From: | Mark J. Reed <markjreed@...> |
Date: | Monday, February 5, 2007, 20:12 |
On 2/5/07, Daniel Prohaska <danielprohaska@...> wrote:
>
> For me, as a speaker of north-western English English, phonemic quantity
> distinctions are very much part of the system. I'm very much aware of
> them.
> Here are a few contrasts I spontaneously came up with.
Sure. But the choice of phonemic symbols is still arbitrary; so even though
the distinction is length rather than rhoticitiy, you could still just as
easily say that "part" is /part/ and the phonetic realization of /ar/ is
[a:] in that context (vs contexts where it really is [ar] or [a:r] due to
epenthesis/liaison). Such a representation is biased toward rhotic
dialects, -but no less valid for that bias.
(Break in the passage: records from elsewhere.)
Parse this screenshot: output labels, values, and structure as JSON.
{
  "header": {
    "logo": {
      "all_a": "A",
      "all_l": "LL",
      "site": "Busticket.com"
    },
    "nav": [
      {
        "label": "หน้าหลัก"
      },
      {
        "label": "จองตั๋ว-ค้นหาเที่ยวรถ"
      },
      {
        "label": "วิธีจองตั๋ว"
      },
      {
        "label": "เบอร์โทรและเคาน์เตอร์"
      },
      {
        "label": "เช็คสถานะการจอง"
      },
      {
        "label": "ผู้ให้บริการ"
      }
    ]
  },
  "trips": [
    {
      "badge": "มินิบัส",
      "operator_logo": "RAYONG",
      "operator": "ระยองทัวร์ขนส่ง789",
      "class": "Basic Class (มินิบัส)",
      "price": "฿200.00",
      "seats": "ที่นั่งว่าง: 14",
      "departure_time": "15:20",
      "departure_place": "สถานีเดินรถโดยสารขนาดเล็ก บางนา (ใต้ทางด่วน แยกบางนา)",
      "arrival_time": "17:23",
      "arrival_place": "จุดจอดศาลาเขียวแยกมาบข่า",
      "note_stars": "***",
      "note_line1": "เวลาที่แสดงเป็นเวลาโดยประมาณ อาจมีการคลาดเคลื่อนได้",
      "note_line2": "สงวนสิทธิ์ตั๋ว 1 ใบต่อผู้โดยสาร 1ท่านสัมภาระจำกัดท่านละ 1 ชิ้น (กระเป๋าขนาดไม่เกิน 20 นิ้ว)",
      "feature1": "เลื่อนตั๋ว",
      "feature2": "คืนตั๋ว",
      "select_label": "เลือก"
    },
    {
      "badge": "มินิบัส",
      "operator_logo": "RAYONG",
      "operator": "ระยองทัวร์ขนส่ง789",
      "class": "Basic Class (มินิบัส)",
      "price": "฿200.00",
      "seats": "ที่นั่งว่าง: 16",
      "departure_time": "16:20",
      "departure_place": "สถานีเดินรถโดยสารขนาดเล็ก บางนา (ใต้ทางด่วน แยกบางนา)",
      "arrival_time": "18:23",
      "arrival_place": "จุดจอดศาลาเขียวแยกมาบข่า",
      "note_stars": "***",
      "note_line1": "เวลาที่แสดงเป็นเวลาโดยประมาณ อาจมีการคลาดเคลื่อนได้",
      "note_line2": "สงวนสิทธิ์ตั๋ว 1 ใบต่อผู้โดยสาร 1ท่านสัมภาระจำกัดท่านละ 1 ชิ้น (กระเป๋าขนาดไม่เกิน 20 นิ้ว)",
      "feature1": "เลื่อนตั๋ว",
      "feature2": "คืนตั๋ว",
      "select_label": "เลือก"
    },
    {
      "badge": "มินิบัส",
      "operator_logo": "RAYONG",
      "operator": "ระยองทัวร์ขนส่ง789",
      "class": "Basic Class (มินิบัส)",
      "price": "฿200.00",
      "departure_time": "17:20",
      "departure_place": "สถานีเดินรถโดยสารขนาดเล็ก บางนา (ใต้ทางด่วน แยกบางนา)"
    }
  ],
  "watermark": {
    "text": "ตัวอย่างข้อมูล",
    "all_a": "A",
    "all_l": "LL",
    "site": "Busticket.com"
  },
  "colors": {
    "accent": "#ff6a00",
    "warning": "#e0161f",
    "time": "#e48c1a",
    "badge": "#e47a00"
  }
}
You chose to render the vowel in "bays" as /e:/, but if there's no short /e/
to contrast it with, the /:/ is optional. One could also choose to include
the offglide (/eI/, /ej/, et sim) or not. As long as everyone agrees that
we're talking about the vocalic phoneme in the word "bays", the particular
symbol choice is unimportant.
/Q/ "cot" ~ /Q:/ "caught"
That's an interesting one. (Assuming those are really [Q] and [Q:] in your
'lect, anyway. :)) It would not have occurred to me that the difference
between those two would be realized as length. Does that count as a
"partial CAUGHT-COT merger", since the qualities are the same?